On 07 Nov 2025, the Hong Kong Monetary Authority (HKMA) gazetted the Guideline on AI-to-AI Information Sharing for the Detection or Prevention of Crime, clarifying the statutory framework and regulatory expectations for authorized institutions (AIs) to voluntarily share information among themselves to detect or prevent prohibited conduct under Part XIIAA of the Banking Ordinance (Cap. 155).

Legal Framework and Safe Harbour

The Guideline operationalizes Part XIIAA of the Banking Ordinance, establishing a legal framework for AIs to share information regarding prohibited conduct (money laundering, terrorist financing, or financing of WMD proliferation). Section 68AAG provides a safe harbour protecting AIs that disclose information in good faith with reasonable care, provided they comply with conditions including: (i) sharing only for detecting/preventing prohibited conduct; (ii) ensuring information accuracy; and (iii) disclosing via designated platforms unless HKMA-approved for off-platform sharing. AIs must maintain adequate systems of control under section 68AAH to access designated platforms.

Information Sharing Mechanisms

The Guideline mandates sharing via designated platforms (e.g., FINEST for own-initiative sharing, ICLNet for request-response procedures) unless HKMA grants written approval for off-platform sharing in exceptional circumstances. Off-platform sharing requires HKMA approval, must ensure confidentiality, and necessitates copying JFIU officers via ICLNet. Information must be relevant to prohibited conduct, cannot be used for collateral purposes (e.g., marketing), and must avoid 'fishing expeditions' or indiscriminate de-risking. The Guideline explicitly prohibits sharing with non-AIs, as such disclosure falls outside the safe harbour.

Confidentiality, Record-Keeping, and Correction

Section 68AAF strictly prohibits disclosing that information was shared (except to JFIU, HKMA, or platform operators), requiring AIs to treat shared information as confidential with access limited to specialist staff. Section 68AAI mandates record-keeping for five years (or longer if required by HKMA) for all requests, disclosures, and actions taken. Section 68AAE imposes a duty to correct inaccurate information promptly, with corrections sent via the same channel as the original disclosure and identified as such. Corrections must be made without seeking entity consent, and AIs must mitigate adverse consequences for affected persons.

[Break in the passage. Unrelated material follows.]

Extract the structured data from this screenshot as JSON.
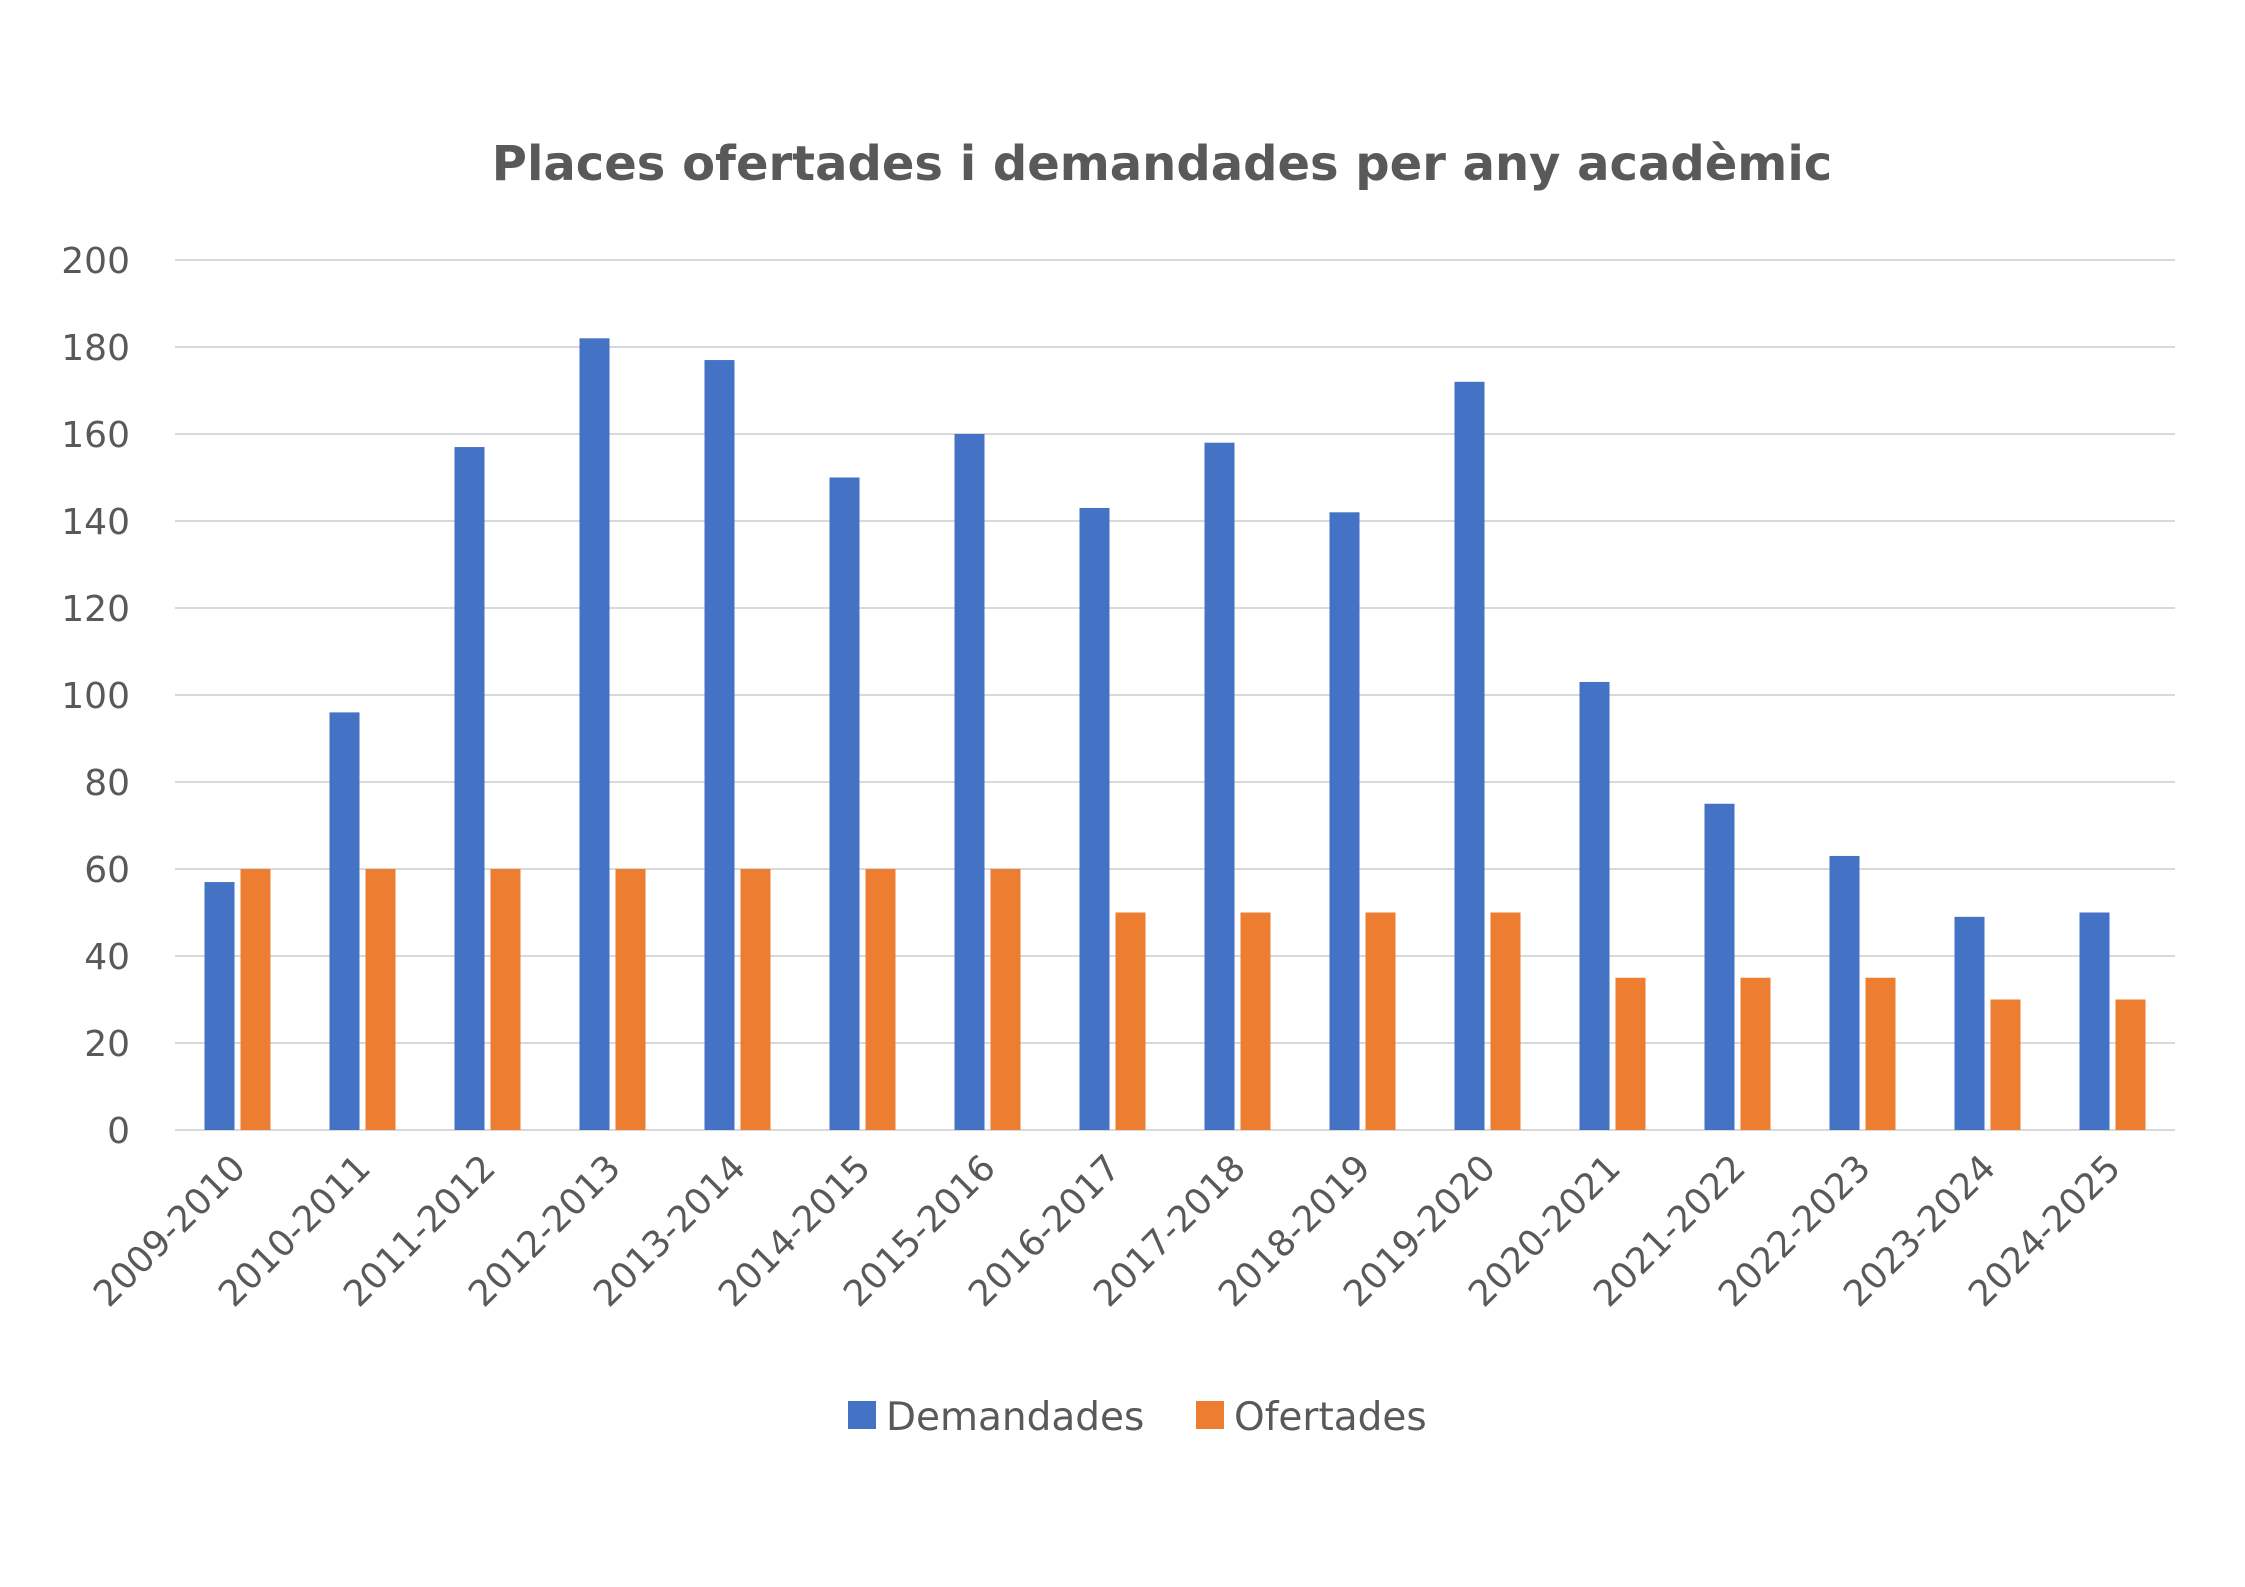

Relationship with STR Regime and PDPO

The Guideline clarifies that information sharing under Part XIIAA does not replace the Suspicious Transaction Report (STR) regime; AIs must still file STRs as required. Section 68AAG(3) exempts disclosures from 'tipping off' offences under OSCO/DTROP/UNATMO. The Guideline ensures compatibility with the Personal Data (Privacy) Ordinance (PDPO), noting that Part XIIAA's authorization of data sharing engages PDPO sections 58 (exempting data held for crime prevention) and 60B (exempting disclosure under enactment). AIs must comply with PDPO data retention requirements (DPP2) and may refuse data access requests under section 58(1) if disclosure would prejudice crime detection.

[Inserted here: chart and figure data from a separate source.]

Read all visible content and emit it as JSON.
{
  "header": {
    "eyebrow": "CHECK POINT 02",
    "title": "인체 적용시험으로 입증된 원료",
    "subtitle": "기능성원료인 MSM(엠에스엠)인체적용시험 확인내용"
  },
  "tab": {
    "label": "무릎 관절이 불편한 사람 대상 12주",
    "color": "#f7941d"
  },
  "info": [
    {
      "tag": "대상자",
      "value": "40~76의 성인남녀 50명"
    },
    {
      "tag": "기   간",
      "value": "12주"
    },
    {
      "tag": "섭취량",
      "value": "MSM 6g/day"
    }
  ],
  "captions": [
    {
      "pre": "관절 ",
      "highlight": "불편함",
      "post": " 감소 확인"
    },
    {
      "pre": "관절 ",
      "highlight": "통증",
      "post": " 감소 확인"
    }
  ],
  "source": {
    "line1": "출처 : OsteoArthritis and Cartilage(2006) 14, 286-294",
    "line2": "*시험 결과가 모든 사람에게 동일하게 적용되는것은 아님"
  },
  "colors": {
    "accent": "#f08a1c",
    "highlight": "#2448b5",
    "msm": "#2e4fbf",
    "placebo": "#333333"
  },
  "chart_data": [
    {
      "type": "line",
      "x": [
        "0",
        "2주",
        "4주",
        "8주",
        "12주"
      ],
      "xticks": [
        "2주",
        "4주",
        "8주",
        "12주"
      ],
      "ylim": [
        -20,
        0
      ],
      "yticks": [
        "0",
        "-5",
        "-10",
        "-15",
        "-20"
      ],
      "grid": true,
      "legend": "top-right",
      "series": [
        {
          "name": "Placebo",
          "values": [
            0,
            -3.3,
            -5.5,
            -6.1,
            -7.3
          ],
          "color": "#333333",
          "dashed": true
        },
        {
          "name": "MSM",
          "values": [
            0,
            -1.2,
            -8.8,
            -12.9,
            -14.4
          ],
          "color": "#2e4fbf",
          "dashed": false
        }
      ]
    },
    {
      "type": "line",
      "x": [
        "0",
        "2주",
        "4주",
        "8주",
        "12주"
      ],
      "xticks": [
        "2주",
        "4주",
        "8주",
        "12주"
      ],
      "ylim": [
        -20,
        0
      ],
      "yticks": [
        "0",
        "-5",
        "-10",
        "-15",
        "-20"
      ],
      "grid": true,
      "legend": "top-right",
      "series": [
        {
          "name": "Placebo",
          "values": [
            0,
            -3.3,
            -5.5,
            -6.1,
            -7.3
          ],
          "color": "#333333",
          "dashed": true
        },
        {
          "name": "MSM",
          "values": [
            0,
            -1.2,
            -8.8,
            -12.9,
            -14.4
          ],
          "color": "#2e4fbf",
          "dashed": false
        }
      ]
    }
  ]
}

Complaint Handling and Governance

AIs must establish policies for handling customer complaints arising from information sharing (e.g., account closures), avoiding confirmation of whether information was shared (per section 68AAF(1)). Section 68AAH(1) requires AIs to maintain adequate systems of control, including governance arrangements with senior management oversight, internal protocols for security/confidentiality, and staff training on PDPO and financial crime compliance. Policies must be reviewed regularly to ensure effectiveness and alignment with evolving risks.